As our massive economic downturn enters its fourth year, demoralized citizens nationwide are questioning whether our “great recession” is actually a full-blown depression.
Webster’s Dictionary defines a recession as “a period of reduced economic activity”, and a depression as “a period of low general economic activity marked especially by rising levels of unemployment.”
Rising levels of unemployment? According to Mort Zuckerman, Editor-In-Chief of US News and World Report, in his 6/20/2011 article “Why The Jobs Situation Is Worse Than It Looks”:
“In the face of the most stimulative fiscal and monetary policies in our history, we have experienced the loss of over 7 million jobs, wiping out every job gained since the year 2000. From the moment the Obama administration came into office, there has been no net increases in full-time jobs … Total payrolls today amount to 131 million, but this figure is lower than it was at the beginning of 2000, even though our population has grown by nearly 30 million.”

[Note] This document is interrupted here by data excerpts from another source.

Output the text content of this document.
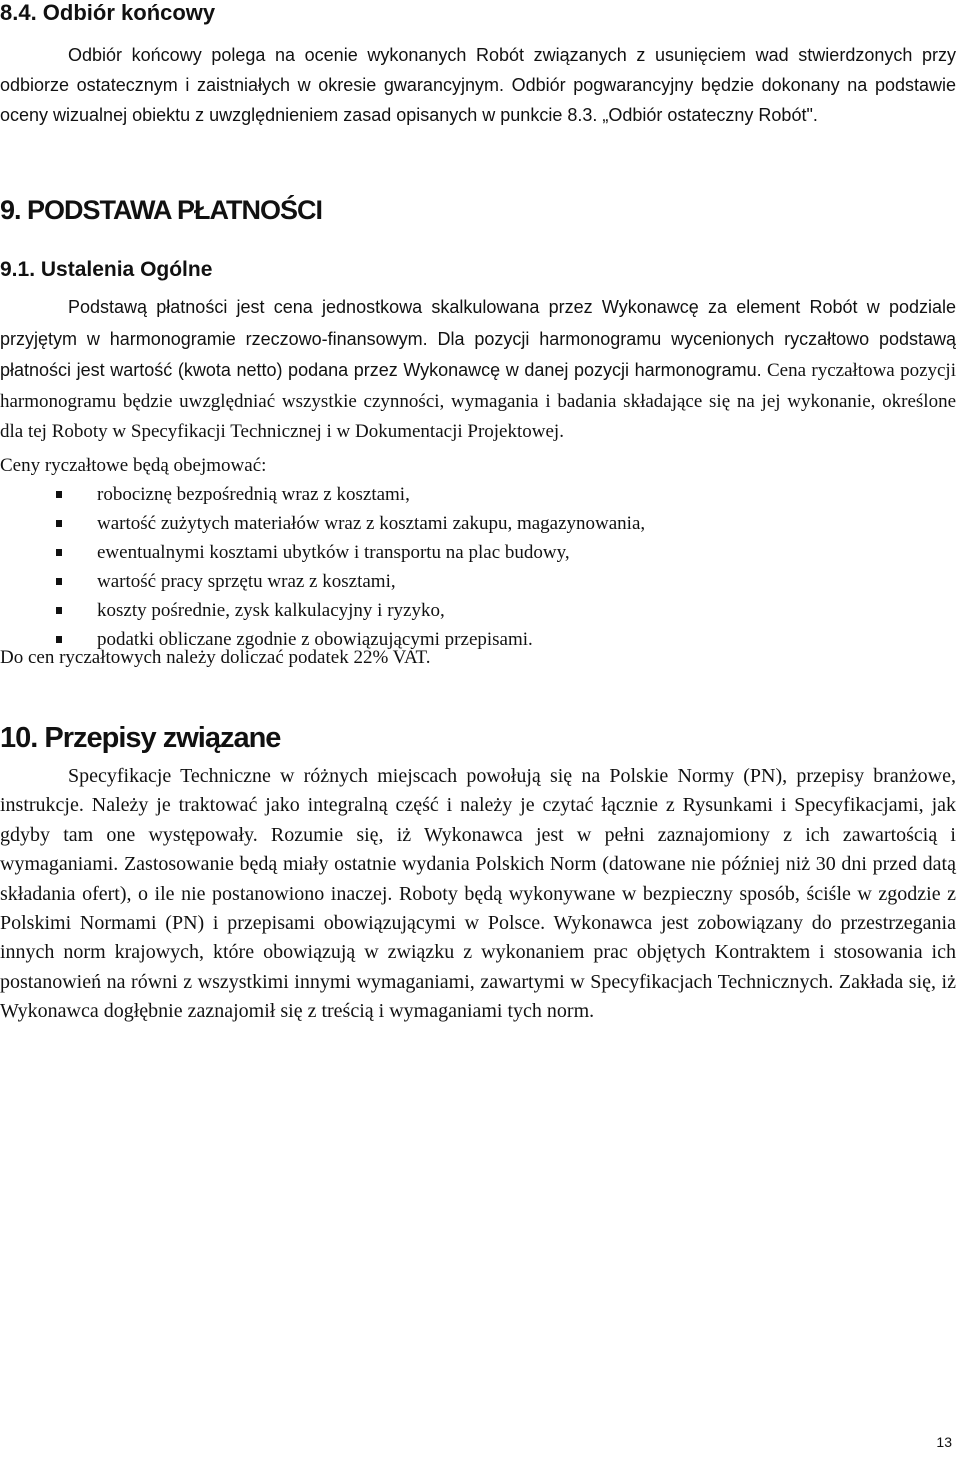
8.4. Odbiór końcowy

Odbiór końcowy polega na ocenie wykonanych Robót związanych z usunięciem wad stwierdzonych przy odbiorze ostatecznym i zaistniałych w okresie gwarancyjnym. Odbiór pogwarancyjny będzie dokonany na podstawie oceny wizualnej obiektu z uwzględnieniem zasad opisanych w punkcie 8.3. „Odbiór ostateczny Robót".

9. PODSTAWA PŁATNOŚCI
9.1. Ustalenia Ogólne

Podstawą płatności jest cena jednostkowa skalkulowana przez Wykonawcę za element Robót w podziale przyjętym w harmonogramie rzeczowo-finansowym. Dla pozycji harmonogramu wycenionych ryczałtowo podstawą płatności jest wartość (kwota netto) podana przez Wykonawcę w danej pozycji harmonogramu. Cena ryczałtowa pozycji harmonogramu będzie uwzględniać wszystkie czynności, wymagania i badania składające się na jej wykonanie, określone dla tej Roboty w Specyfikacji Technicznej i w Dokumentacji Projektowej.

Ceny ryczałtowe będą obejmować:

robociznę bezpośrednią wraz z kosztami,
wartość zużytych materiałów wraz z kosztami zakupu, magazynowania,
ewentualnymi kosztami ubytków i transportu na plac budowy,
wartość pracy sprzętu wraz z kosztami,
koszty pośrednie, zysk kalkulacyjny i ryzyko,
podatki obliczane zgodnie z obowiązującymi przepisami.

Do cen ryczałtowych należy doliczać podatek 22% VAT.

10. Przepisy związane

Specyfikacje Techniczne w różnych miejscach powołują się na Polskie Normy (PN), przepisy branżowe, instrukcje. Należy je traktować jako integralną część i należy je czytać łącznie z Rysunkami i Specyfikacjami, jak gdyby tam one występowały. Rozumie się, iż Wykonawca jest w pełni zaznajomiony z ich zawartością i wymaganiami. Zastosowanie będą miały ostatnie wydania Polskich Norm (datowane nie później niż 30 dni przed datą składania ofert), o ile nie postanowiono inaczej. Roboty będą wykonywane w bezpieczny sposób, ściśle w zgodzie z Polskimi Normami (PN) i przepisami obowiązującymi w Polsce. Wykonawca jest zobowiązany do przestrzegania innych norm krajowych, które obowiązują w związku z wykonaniem prac objętych Kontraktem i stosowania ich postanowień na równi z wszystkimi innymi wymaganiami, zawartymi w Specyfikacjach Technicznych. Zakłada się, iż Wykonawca dogłębnie zaznajomił się z treścią i wymaganiami tych norm.

13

The unemployment rate remains at 9.1%, with some estimates — but, when you factor in the millions who have stopped looking for work — the unemployment rate exceeds 16%.
Those stimulative fiscal and monetary policies have compounded another problem contributing to our economic woes: an out-of-control federal budget deficit. Since President Obama took office in 2009, the federal deficit has grown by $3.5 trillion, with 41 cents of every dollar spent being borrowed.
Further, the Congressional Budget Office (CBO) estimates the US’s ratio of debt-to-GNP (gross national product) will be 69% in 2011, and expand to 101% in 2021 if current policies aren’t altered.
Obviously, a debt crisis of this magnitude does little to generate the consumer and investor confidence necessary for economic recovery. Nor do three wars, collapsing home values, rising food and gas prices, and increasing inflation, foreclosure rates and personal bankruptcy filings. Not to mention the fact that the European economy is in even worse shape than ours.
So, are we in a recession or a depression?
Ronald Reagan answered this question brilliantly during his 1980 presidential campaign. In describing similarly dire economic conditions he said, “A recession is when your neighbor loses his job; a depression is when you lose yours; and a recovery is when Jimmy Carter loses his.”
Let’s just hope the recovery has begun long before we follow Reagan’s advice in November 2012.